Thanks Sea Lark as that must have gone into effect after we moved and I've often thought about taking the kids out when we are back visiting for them, guess that's not going to happen. Sad as that was a lot of fun and really convenient back in a day.


----------



## Ringo Redux

Old man and I were fishing in St. Andrew Bay off of the inside of the pass yesterday. Hot as seven kinds of you-know-where. But, the water was insanely clear and we spotted about 5 or 6 scallops. Dad was impressed - we hardly see them here at all anymore. But, St. Joe Bay has them by the bucket.


----------



## welldoya

There were a few years back in the 80s that the scallops were thicker at Fort McRae than they ever were at St. Joe. Much smaller area though.
We would get in the water about 7:30 am or so and be back at the house by noon with a gallon and a half shucked. Back then the limit was 1/2 gallon shucked per person.
There were times that I thought I was looking at where somebody had dumped shucked shells overboard. Turned out to just be a dozen scallops sitting there all together. Amazing.
I put 28 bags of scallops in the freezer that summer.
I don't think you can even take a boat in that little lagoon anymore.


----------



## Fish-n-Fur

sealark said:


> You can't take bay scallops west of Mexico beach. Check the regs. for the East boundry.
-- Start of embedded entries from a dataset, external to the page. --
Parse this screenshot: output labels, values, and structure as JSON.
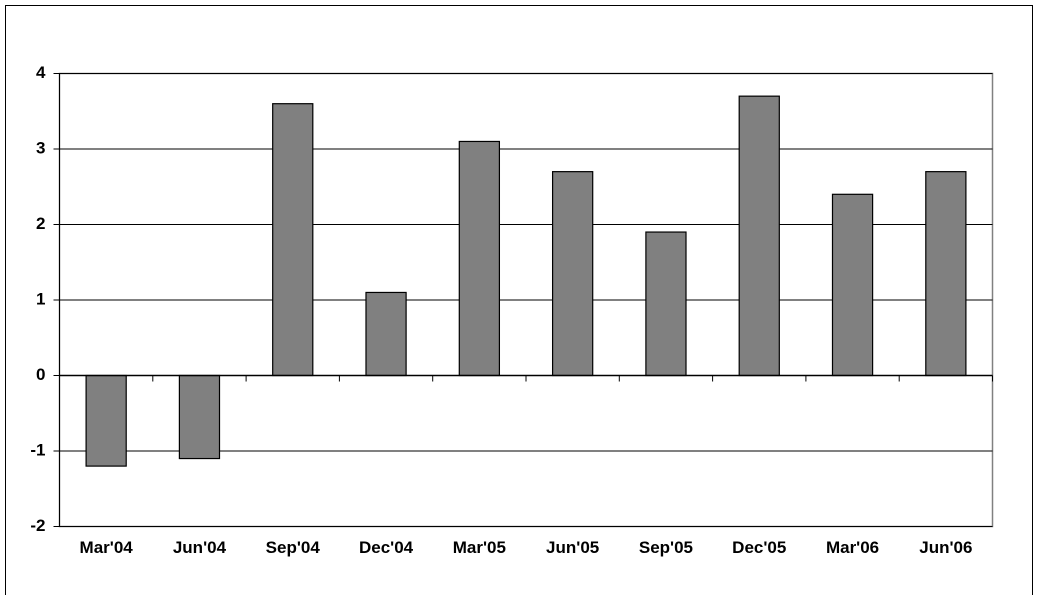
{
  "chart_data": {
    "type": "bar",
    "categories": [
      "Mar'04",
      "Jun'04",
      "Sep'04",
      "Dec'04",
      "Mar'05",
      "Jun'05",
      "Sep'05",
      "Dec'05",
      "Mar'06",
      "Jun'06"
    ],
    "values": [
      -1.2,
      -1.1,
      3.6,
      1.1,
      3.1,
      2.7,
      1.9,
      3.7,
      2.4,
      2.7
    ],
    "color": "#808080",
    "ylim": [
      -2,
      4
    ],
    "yticks": [
      -2,
      -1,
      0,
      1,
      2,
      3,
      4
    ],
    "grid": true
  }
}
ROGER that. I believe the county lines (Bay and GULF) mark the western boundary - READ THE REGS, it's there in black on white.

Went to Port St. Joe (PSJ) once and didn't do too well scalloping. Maybe just in a really bad spot, as we were close to HWY 98, just East of the big boatramp. Next day went to Apalachicola Bay and struck gold. Really fun thing to snorkel and "Sea Hunt" (noone probly remembers that cool show w/ Lloyd Bridges) for them.

Would be nice to know of a good area or 2 around PSJ / Mexico Beach area, as it would save a lot of time and driving. Thanks in advance if you've got any tips for the PSJ area. :notworthy:


----------



## jspooney

Just got back from Port St Joe and didn't find the first scallop. Only a few boats at the ramp found any at all. Either I am the worlds worst scalloper or they just aren't there right now. Oh well, we had fun anyway.


----------



## xxxxxxkidsoncoffee

For future reference, the area southeast of blacks island is overly abundant with them. Just look for the sandy patches and dive down. Don't go too deep though, there's bull sharks in the deep holes. The scallops are pretty camouflage so you gotta get right on them before you see em.


----------